Un représentation de l'ordonnancement

Le problème : Quand procrastiner devient optimal

Le problème étudié dans l'article part d'une observation simple : dans de nombreuses situations réelles, notre productivité augmente à mesure que l'échéance approche. Les auteurs modélisent mathématiquement ce phénomène en considérant des tâches dont la vitesse d'exécution suit une fonction linéaire croissante du temps, partant de zéro au moment de la publication de la tâche pour atteindre son maximum juste avant la deadline.

More generally, many common scheduling problems in both daily life and industry have tasks whose processing times are time-dependent. For example, an airplane that is late in arriving may have the boarding procedure expedited, a construction
project that is behind may have more workers assigned to it, and a shipment that is late may be delivered faster by using an alternative, more expensive means of transportation.

Cette modélisation capture des phénomènes très réels. Pensez à cette présentation importante que vous préparez : vous tournez autour du pot pendant des jours, puis dans les dernières heures avant l'échéance, vous entrez dans un état de flow où votre productivité explose.

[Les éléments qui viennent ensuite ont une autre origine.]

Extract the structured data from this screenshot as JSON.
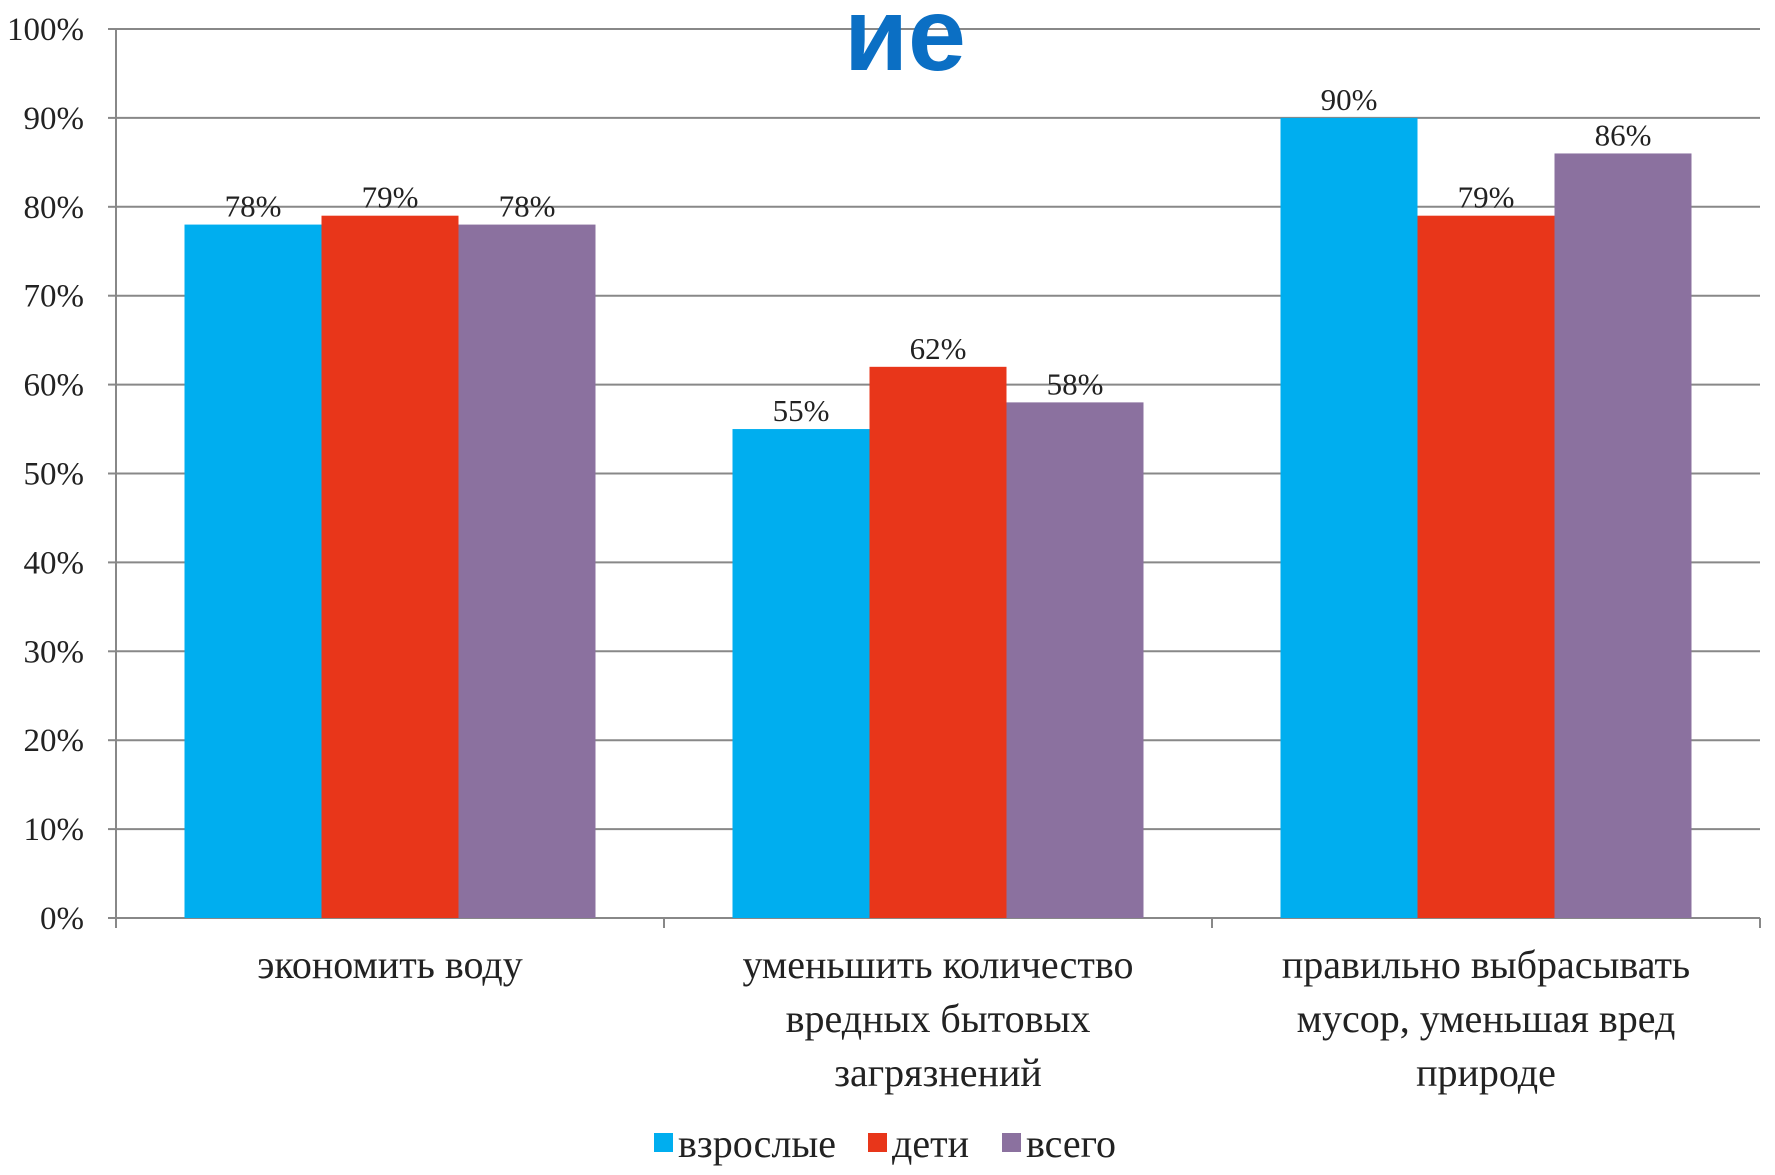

L'algorithme LRTB : Procrastiner intelligemment

La solution proposée par les auteurs s'appelle "Latest Release Time Backwards" (LRTB). L'algorithme est contre-intuitif : au lieu de commencer par les tâches les plus urgentes, LRTB démarre à partir de la deadline la plus tardive et remonte dans le temps, priorisant les tâches par leur temps de publication le plus tardif.

L'intuition derrière cet algorithme est brillante : il pousse chaque tâche aussi près que possible de sa deadline pour maximiser la vitesse de traitement. C'est exactement ce que fait naturellement un procrastinateur expert !

Les choses se compliquent quand on passe au contexte "en ligne", où les tâches arrivent dynamiquement sans qu'on connaisse les tâches futures. Les auteurs démontrent un résultat d'impossibilité élégant : il existe des adversaires qui peuvent forcer n'importe quel algorithme en ligne à rater des deadlines. Un peu comme un prof mesquin qui vous rajouterait des devoirs pile avant le rendu d'un projet.

Applications pratiques : Au-delà de la métaphore

Loin d'être uniquement théorique, ce type de modélisation trouve des applications concrètes en informatique embarquée. Les techniques de "procrastination scheduling" sont utilisées pour l'économie d'énergie dans les processeurs. En retardant l'exécution des tâches, on peut étendre les périodes d'inactivité du processeur, permettant de le mettre en veille plus longtemps et réduire ainsi la consommation d'énergie statique (leakage).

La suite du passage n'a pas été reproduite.